Le problème de l'ASV
Durant son dernier mandat, le président de la CARMF a fait de la fermeture de l'ASV son cheval de bataille. La consultation qu'il a organisée en 2002 sur le sujet a conforté sa position mais n'a pas réglé le problème, puisque la CARMF n'a aucun pouvoir décisionnaire sur cet avantage conventionnel.
Le Dr Maudrux le reconnaît d'ailleurs volontiers dans la profession de foi qu'il a envoyée aux électeurs. « C'est sur notre bilan que (les candidats de SOS-Retraite Santé) vont être élus », déclare le Dr Maudrux. Il range parmi « les acquis »: la réforme du régime de base en cours, et notamment la baisse de la compensation nationale à l'intérieur de ce régime, la stabilité à 9 % du taux de cotisation au régime complémentaire, ainsi que certaines mesures en attente de validation par la tutelle, comme l'amélioration de la couverture invalidité-décès et la possibilité d'achat de points facultatifs dans le régime complémentaire. Enfin, le président de la CARMF revendique pour son équipe une réputation de « bons gestionnaires, soucieux de préserver et de garantir les cotisations versées, honnêtes, soucieux de l'avis de la base et ne cachant rien ».
Bannière commune
Face aux candidats pro-Maudrux, au moins 150 à 200 candidats se présentent sous l'étiquette Avenir Retraite. Il s'agit d'une bannière commune choisie par plusieurs organisations syndicales (CSMF, SML, MG-France et le Syndicat national des médecins concernés par la retraite) et des associations (notamment le Comité national pour l'avenir de la retraite-CNAR). « Voir MG-France et la CSMF s'associer, c'est surprenant, pas très cohérent et pas très crédible », ironise le Dr Maudrux. « On partage un certain nombre de convictions dans le domaine de la retraite et pas dans d'autres », réplique le Dr Yves Decalf, spécialiste de ce secteur à la confédération.

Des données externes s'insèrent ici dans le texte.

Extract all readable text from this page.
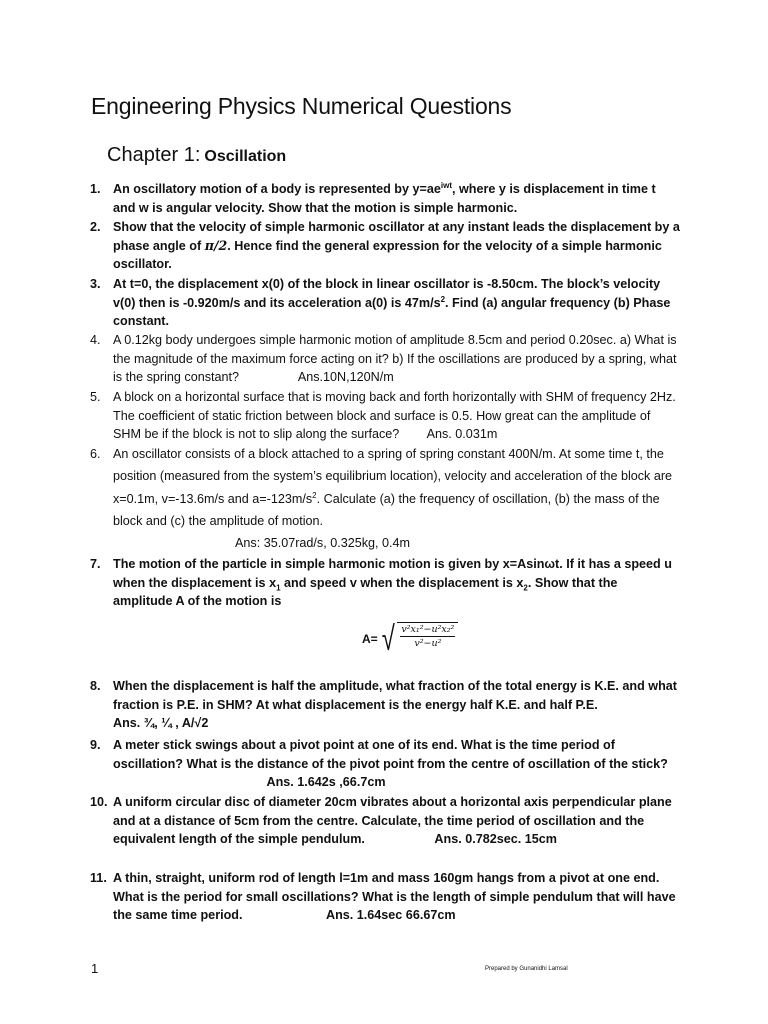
Engineering Physics Numerical Questions
Chapter 1: Oscillation
1. An oscillatory motion of a body is represented by $y=ae^{iwt}$, where y is displacement in time t and w is angular velocity. Show that the motion is simple harmonic.
2. Show that the velocity of simple harmonic oscillator at any instant leads the displacement by a phase angle of π/2. Hence find the general expression for the velocity of a simple harmonic oscillator.
3. At t=0, the displacement x(0) of the block in linear oscillator is -8.50cm. The block’s velocity v(0) then is -0.920m/s and its acceleration a(0) is $47m/s^2$. Find (a) angular frequency (b) Phase constant.
4. A 0.12kg body undergoes simple harmonic motion of amplitude 8.5cm and period 0.20sec. a) What is the magnitude of the maximum force acting on it? b) If the oscillations are produced by a spring, what is the spring constant?	Ans.10N,120N/m
5. A block on a horizontal surface that is moving back and forth horizontally with SHM of frequency 2Hz. The coefficient of static friction between block and surface is 0.5. How great can the amplitude of SHM be if the block is not to slip along the surface? Ans. 0.031m
6. An oscillator consists of a block attached to a spring of spring constant 400N/m. At some time t, the position (measured from the system’s equilibrium location), velocity and acceleration of the block are x=0.1m, v=-13.6m/s and $a=-123m/s^2$. Calculate (a) the frequency of oscillation, (b) the mass of the block and (c) the amplitude of motion.
Ans: 35.07rad/s, 0.325kg, 0.4m
7. The motion of the particle in simple harmonic motion is given by x=Asinωt. If it has a speed u when the displacement is $x_1$ and speed v when the displacement is $x_2$. Show that the amplitude A of the motion is
A= √ $\frac{\text{v²x₁²−u²x₂²}}{\text{v²−u²}}$
8. When the displacement is half the amplitude, what fraction of the total energy is K.E. and what fraction is P.E. in SHM? At what displacement is the energy half K.E. and half P.E.
Ans. ¾, ¼ , A/√2
9. A meter stick swings about a pivot point at one of its end. What is the time period of oscillation? What is the distance of the pivot point from the centre of oscillation of the stick?                                            Ans. 1.642s ,66.7cm
10. A uniform circular disc of diameter 20cm vibrates about a horizontal axis perpendicular plane and at a distance of 5cm from the centre. Calculate, the time period of oscillation and the equivalent length of the simple pendulum.	Ans. 0.782sec. 15cm
11. A thin, straight, uniform rod of length l=1m and mass 160gm hangs from a pivot at one end. What is the period for small oscillations? What is the length of simple pendulum that will have the same time period.	Ans. 1.64sec 66.67cm
1	Prepared by Gunanidhi Lamsal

Les fondateurs d'Avenir Retraite se défendent de vouloir constituer un front commun contre le président sortant de la CARMF. « Nous voulons éviter une personnalisation du débat ; Avenir Retraite est d'abord un groupe de réflexion », indique le Dr Roger Rua, du SML. Constitué à la fin de 2001, ce groupe s'est réuni plusieurs fois depuis. A l'origine, l'ensemble des centrales syndicales y ont participé, y compris la FMF, même si « elle n'a pas forcément partagé les points de vue d'un certain nombre d'entre nous », relève le Dr Patricia Mercier, de MG-France. Ce groupe « refuse la baisse de la retraite telle que la préconise le Dr Maudrux avec la suppression de l'ASV », résume le Dr Decalf. Les gens n'étant « pas toujours prévoyants », il rejette l'idée de remplacer à terme l'ASV par un système de capitalisation. Avenir Retraite propose « deux objectifs tenables » selon la CSMF, à savoir « un taux de remplacement des revenus de 50 % au minimum et un taux de cotisation inférieur ou égal à 20 %, contre 16 % aujourd'hui ».
Vision à long terme
Le niveau actuel des retraites peut être maintenu, affirme le Dr Decalf, si le régime de préretraite ou MICA (en voie d'extinction) fusionne avec l'ASV, si la valeur du C (qui sert à calculer les cotisations ASV) augmente à 23 euros dans quelques années, et si les cotisations des médecins augmentent progressivement sur sept ans (de 60 C à 90 C pour l'ASV et de 9 à 11 % pour le régime complémentaire).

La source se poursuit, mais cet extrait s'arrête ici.